One of the novelettes, “The Glassblower’s Peace” by James Rowland, is the only story that divided us (Stephanie likes it more than Karen does). It’s beautifully rendered historical fantasy. An old woman in late medieval Venice uses her glass-related magic (inspired by Venice’s real-life bespoke-glass industry) to keep the city safe. The city’s political leaders take advantage of her to launch acts of naval aggression, and only a very conventional shy loner hero, a son who has reluctantly joined the armed services, can befriend the magician and keep politicians in line. Do look to it for spellcasting and for neato images; don’t expect much in terms of innovation.
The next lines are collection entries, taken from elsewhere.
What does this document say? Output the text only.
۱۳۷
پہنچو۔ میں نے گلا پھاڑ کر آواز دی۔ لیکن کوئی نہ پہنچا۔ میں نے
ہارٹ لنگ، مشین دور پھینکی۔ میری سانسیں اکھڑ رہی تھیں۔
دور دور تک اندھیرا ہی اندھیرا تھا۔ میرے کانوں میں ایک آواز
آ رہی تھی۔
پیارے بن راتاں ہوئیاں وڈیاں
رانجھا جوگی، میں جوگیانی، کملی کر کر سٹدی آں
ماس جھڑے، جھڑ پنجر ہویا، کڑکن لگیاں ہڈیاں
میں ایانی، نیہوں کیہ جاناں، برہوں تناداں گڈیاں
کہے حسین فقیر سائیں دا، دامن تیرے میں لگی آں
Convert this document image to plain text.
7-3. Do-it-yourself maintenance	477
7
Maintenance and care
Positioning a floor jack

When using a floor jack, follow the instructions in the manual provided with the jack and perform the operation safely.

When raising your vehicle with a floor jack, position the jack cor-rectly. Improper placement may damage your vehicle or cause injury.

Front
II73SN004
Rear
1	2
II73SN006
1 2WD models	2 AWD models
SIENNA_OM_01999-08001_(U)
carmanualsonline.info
What’s not here? Hard SF; military SF; grimdark cyberpunk; anything overtly reactionary (NZ creators have a reputation, collectively, as a progressive bunch). No verse, plays, scripts, or comics—it’s all prose fiction. More significantly, what’s not here, unless you count “Bears,” is apocalypse for its own sake, mere warning or hand-wringing about what we can do, or have done, to the only planet we have. In most of these stories the bad thing is already happening, or has happened before we begin: that’s just as true for a far-future science fantasy like “The Billows of Sarto” as it is for near-future dystopias like “Logistics.” In Aotearoa New Zealand and beyond, we don’t need SFF to tell us that we screwed up: RNZ (or BBC or MSNBC) journalism can do that. We need SFF to help us conceive solutions, to help us imagine, or decide, what to do.